The Hunterdon Art Museum in Clifton, NJ, presents Professor Alisha Wormsley‘s solo exhibition “Remnants of An Advanced Technology,” on view September 26 through January 9, 2022. The exhibition is curated by Jason Vartikar in collaboration with Wormsley.
This exhibition debuts a new multimedia installation by Wormsley including dozens of new works from 2021 shown for the first time. The exhibition foregrounds the artist’s celebrated engagements with Black futurism—a genre of reimagining Black life often with a futuristic aesthetic. The imagery in this exhibition draws, in part, from her established body of work, “Children of NAN.” This is what Wormsley describes as “an archive of objects, photos, video footage, films, sounds, philosophies, myths, rituals and performances that I have been compiling for over a decade to document the ways that Black women care for themselves, each other, and the earth.”

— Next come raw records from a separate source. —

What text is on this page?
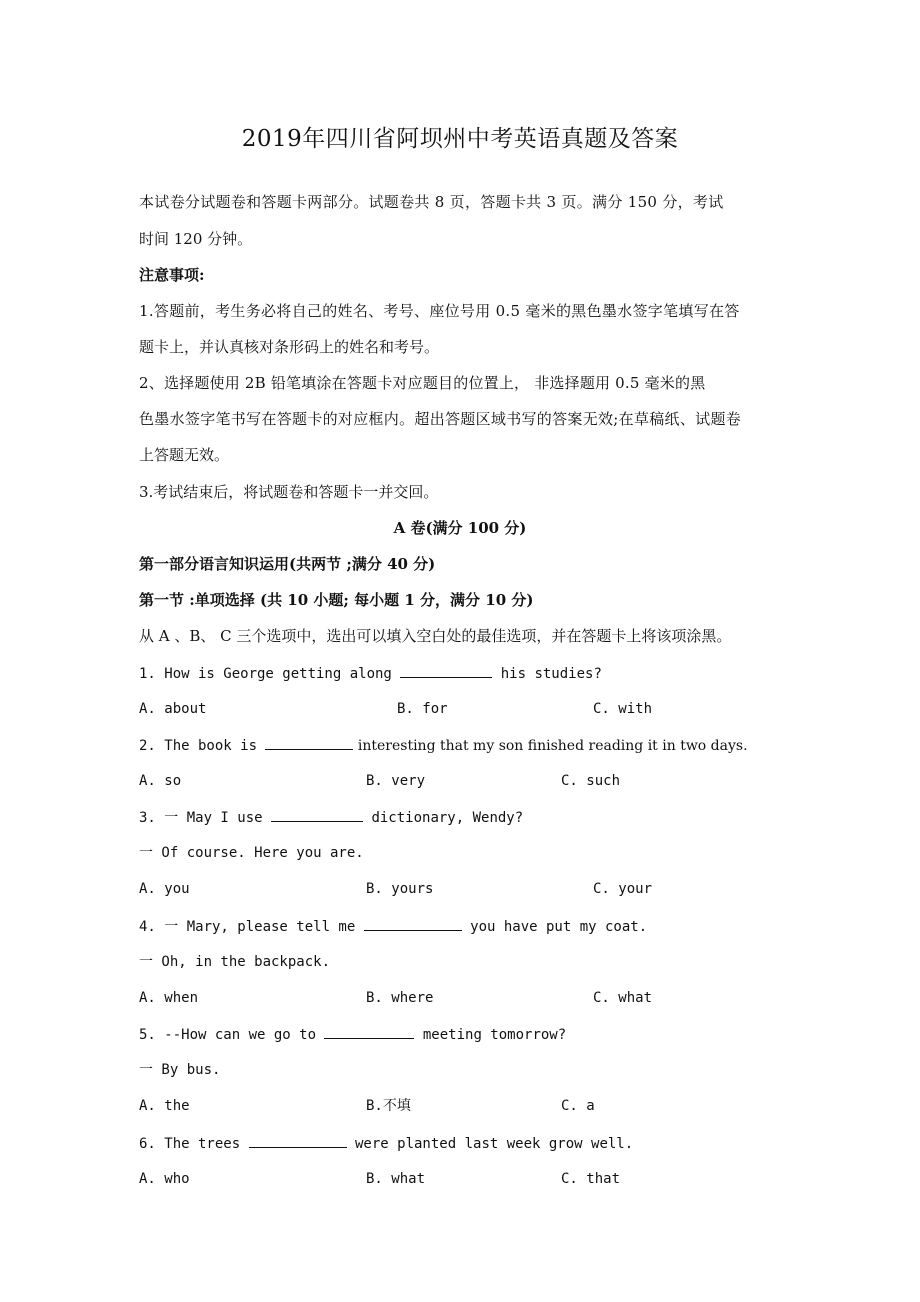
2019年四川省阿坝州中考英语真题及答案
本试卷分试题卷和答题卡两部分。试题卷共 8 页，答题卡共 3 页。满分 150 分，考试
时间 120 分钟。
注意事项:
1.答题前，考生务必将自己的姓名、考号、座位号用 0.5 毫米的黑色墨水签字笔填写在答
题卡上，并认真核对条形码上的姓名和考号。
2、选择题使用 2B 铅笔填涂在答题卡对应题目的位置上， 非选择题用 0.5 毫米的黑
色墨水签字笔书写在答题卡的对应框内。超出答题区域书写的答案无效;在草稿纸、试题卷
上答题无效。
3.考试结束后，将试题卷和答题卡一并交回。
A 卷(满分 100 分)
第一部分语言知识运用(共两节 ;满分 40 分)
第一节 :单项选择 (共 10 小题; 每小题 1 分，满分 10 分)
从 A 、B、 C 三个选项中，选出可以填入空白处的最佳选项，并在答题卡上将该项涂黑。
1. How is George getting along	his studies?
A. about	B. for	C. with
2. The book is	interesting that my son finished reading it in two days.
A. so	B. very	C. such
3. 一 May I use	dictionary, Wendy?
一 Of course. Here you are.
A. you	B. yours	C. your
4. 一 Mary, please tell me	you have put my coat.
一 Oh, in the backpack.
A. when	B. where	C. what
5. --How can we go to	meeting tomorrow?
一 By bus.
A. the	B.不填	C. a
6. The trees	were planted last week grow well.
A. who	B. what	C. that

While the word “archive” may seem to suggest a fixed past rather than futurity, Wormsley’s “Children of NAN” employs the archive as a means for futuristic ends. Specifically, it makes a new archive of Black women—an archive that has been largely absent due to slavery and its afterlives—with art that conjures the presence of both fictional and real, both contemporary and future Black women. This is an archive, in other words, that imagines new possibilities of recording and asserting the presence of Black women. As such, Wormsley presents a precise and apt apparatus for Black Futurism, named in her title for the exhibition, an “Advanced Technology.”
Wormsley’s exhibition at HAM features this important project. Her work spreads across two gallery spaces. The first-floor gallery features a series of films from this archive displayed on monitors with headphones. Together this display of films forms a kind of repository through which viewers can virtually enter the archive that Wormsley has recorded and conceived.
An adjacent, larger, white-box gallery features twenty-two quilts that Wormsley created from large photographic wall panels culled from her “Children of NAN” archive. She cut and shaped these photographs, and adorned them with fabric borders, thread, and other mixed media collage. These quilts are installed across the space, forming a maze through which viewers can zigzag. This staging also includes several stained-glass altars, handcrafted by Wormsley, among other objects that evoke a shrine, worship, and divine adoration—underscoring the profound care Wormsley has for the people represented in this display, and the mystical ideas her work engages.
Wormsley’s title for the exhibition uses the word “Remnants” to describe her archive of Black women that she also names an “Advanced Technology.” The word “Remnants” gestures to a belatedness—as if the viewer has found Wormsley’s art in the gallery centuries in the future, only to find it as rubble, as “Remnants.” This belatedness evokes a temporal paradox, casting the archive both in the past (we find a remnant), and the future (an advanced technology). This paradox suggests that Wormsley’s archive is the stuff of a fictional domain. Her work therefore may relate to what art critic Carrie Lambert-Beatty has called “parafiction”: the deliberate production of a fiction, distorted history, or fabulation as art. This fictionality serves Wormsley’s project, allowing her archive of Black women to exist within the expansive formulation of art per se, and not be burdened by science or objectivity. Not producing an ethnography or anthropology that might risk entrenching the study of the raced body, her work suggests the parafictional, or relics, somehow, about the future of Black life.